Last weekend, an old high school friend of mine invited myself and [borat voice] my wife to a post-nuptial party in Boston. Attending were a handful of old high school friends who since we all graduated a hundred million years ago, I could count on one hand the amount of times I had seen them in person. And I have to admit, I got hit so hard by nostalgia I literally was seeing through time - it was roughly 25 years into the past, but through time nonetheless.

It was really fuckin awesome. I've been privileged to meet a lot of people in my life, and many of them I consider friends, and a pretty decent number, the greatest of friends. I have so many memories spanning a lot of locations and events, none of which I would trade for anything. For whatever reason, I find it really hard to keep up with folks, and throughout the years, I feel like my connections to a lot of people I truly love and care about keep getting pulled thinner and thinner like the mozzarella from a slice of cheese pizza straight out of the oven.

One of my greatest fears is that the ever thinning connection will just break, and that will be the end of that. As I remember each cherished long-term memory, there is no one around to ensure its integrity remains intact. The more I try to remember those good old times, the more those memories corrupt and instead of being about the original event, they become influenced by what I remembered the last time they were recalled.

Well, if one thing proved true this weekend, it is that it's never too late to grab another slice of friendship and enjoy those cheesy connections again. For those 2.5 hours it almost felt like no time had passed. These dudes were just how I remembered them, and I hope I was the same to them. We shared some great memories, and were able to get caught up learning about each other's families and lives. Shit, I even got the honor to meet some of their really fuckin awesome friends and wives. I got to put some faces to fantasy teams, and it was all truly wonderful.

To bring this back to the reason you're all fucking here: this fucking dipshit column - I have to admit, as bad as I am at fantasy football and find the bitching, moaning, and vulgarity therapeutic and soothing, one of the biggest reasons I keep this going is because I find it one of the few ways to keep up with all of you out there.

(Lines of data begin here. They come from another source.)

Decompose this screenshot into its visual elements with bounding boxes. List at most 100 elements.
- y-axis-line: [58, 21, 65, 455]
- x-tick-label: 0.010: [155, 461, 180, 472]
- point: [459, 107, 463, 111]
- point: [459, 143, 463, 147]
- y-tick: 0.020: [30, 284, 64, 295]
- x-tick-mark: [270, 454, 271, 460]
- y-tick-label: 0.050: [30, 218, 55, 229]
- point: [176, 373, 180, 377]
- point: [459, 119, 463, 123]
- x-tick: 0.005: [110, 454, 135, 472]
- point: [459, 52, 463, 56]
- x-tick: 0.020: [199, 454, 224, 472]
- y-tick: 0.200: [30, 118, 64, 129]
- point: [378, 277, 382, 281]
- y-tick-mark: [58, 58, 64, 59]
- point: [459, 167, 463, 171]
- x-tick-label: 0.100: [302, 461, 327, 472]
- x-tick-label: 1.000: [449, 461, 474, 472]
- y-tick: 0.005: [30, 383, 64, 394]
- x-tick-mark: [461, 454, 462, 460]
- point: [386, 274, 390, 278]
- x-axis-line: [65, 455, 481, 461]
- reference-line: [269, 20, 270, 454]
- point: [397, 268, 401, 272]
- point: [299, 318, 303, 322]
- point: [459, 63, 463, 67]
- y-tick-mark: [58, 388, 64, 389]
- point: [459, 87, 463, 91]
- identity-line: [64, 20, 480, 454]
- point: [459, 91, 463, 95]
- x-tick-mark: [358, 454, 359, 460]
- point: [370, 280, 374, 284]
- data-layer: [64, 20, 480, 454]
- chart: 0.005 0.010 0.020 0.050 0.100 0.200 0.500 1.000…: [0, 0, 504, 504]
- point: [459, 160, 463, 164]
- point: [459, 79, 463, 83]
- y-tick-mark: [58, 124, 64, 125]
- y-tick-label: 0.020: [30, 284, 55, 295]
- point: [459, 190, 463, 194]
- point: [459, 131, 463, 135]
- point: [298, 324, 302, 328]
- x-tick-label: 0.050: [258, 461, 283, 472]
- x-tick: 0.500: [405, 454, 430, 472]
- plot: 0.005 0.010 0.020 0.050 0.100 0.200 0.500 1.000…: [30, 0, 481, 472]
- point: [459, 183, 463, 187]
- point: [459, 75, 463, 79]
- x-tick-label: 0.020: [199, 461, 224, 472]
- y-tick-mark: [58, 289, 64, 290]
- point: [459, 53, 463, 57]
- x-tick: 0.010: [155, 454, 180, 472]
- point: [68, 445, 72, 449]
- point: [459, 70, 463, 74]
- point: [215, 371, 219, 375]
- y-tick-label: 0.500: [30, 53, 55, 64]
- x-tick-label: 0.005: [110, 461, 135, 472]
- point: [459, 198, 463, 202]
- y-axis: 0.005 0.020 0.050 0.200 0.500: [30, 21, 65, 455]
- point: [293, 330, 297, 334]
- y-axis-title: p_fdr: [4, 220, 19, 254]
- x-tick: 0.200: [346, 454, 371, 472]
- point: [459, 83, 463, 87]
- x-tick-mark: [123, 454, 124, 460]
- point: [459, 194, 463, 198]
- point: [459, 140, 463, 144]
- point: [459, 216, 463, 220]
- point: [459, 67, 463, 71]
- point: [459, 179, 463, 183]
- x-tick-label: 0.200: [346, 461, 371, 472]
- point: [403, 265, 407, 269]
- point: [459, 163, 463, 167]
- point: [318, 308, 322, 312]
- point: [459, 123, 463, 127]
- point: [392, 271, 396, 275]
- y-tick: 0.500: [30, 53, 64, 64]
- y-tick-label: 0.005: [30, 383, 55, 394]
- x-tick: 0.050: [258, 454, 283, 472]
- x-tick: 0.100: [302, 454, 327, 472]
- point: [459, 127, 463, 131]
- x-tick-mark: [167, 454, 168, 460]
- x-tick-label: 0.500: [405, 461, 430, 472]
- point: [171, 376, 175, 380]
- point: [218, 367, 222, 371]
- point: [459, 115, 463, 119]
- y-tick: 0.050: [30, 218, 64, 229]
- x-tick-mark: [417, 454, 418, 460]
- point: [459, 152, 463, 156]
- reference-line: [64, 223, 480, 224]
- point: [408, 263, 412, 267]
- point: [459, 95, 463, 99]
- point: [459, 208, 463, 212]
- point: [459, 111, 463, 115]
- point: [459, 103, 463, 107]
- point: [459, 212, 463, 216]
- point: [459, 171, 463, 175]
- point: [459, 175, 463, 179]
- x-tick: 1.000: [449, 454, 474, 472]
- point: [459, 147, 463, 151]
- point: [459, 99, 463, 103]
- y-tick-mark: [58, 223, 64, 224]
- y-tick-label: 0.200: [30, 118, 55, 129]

Y'all are some of the best friends I've made, and with how infrequently I get to see everyone, I'd like to think that for one fleeting moment, we're all hanging out together shooting the shit - and like old times, no one can get a word in because I just won't shut the fuck up.

I really want to thank our Glorious Commissioner for that invite like, 15 fucking years ago or so. At first I was filled with pride to carry on a glorious Polish tradition of being complete and utter fantasy cannon fodder, but eventually as we all started moving further and further apart, Kingshead being a distant and hazy memory, the bachelor parties slowly started dying down, I really started appreciating the time of year a handful of us hop on a Google Meet and talk football.

So take it easy dudes, enjoy your week 7. Much love to you all, and I'm glad that y'all never hesitate to send out an email with whatever dumbassery comes to mind. Keep them coming, I know I enjoy every one.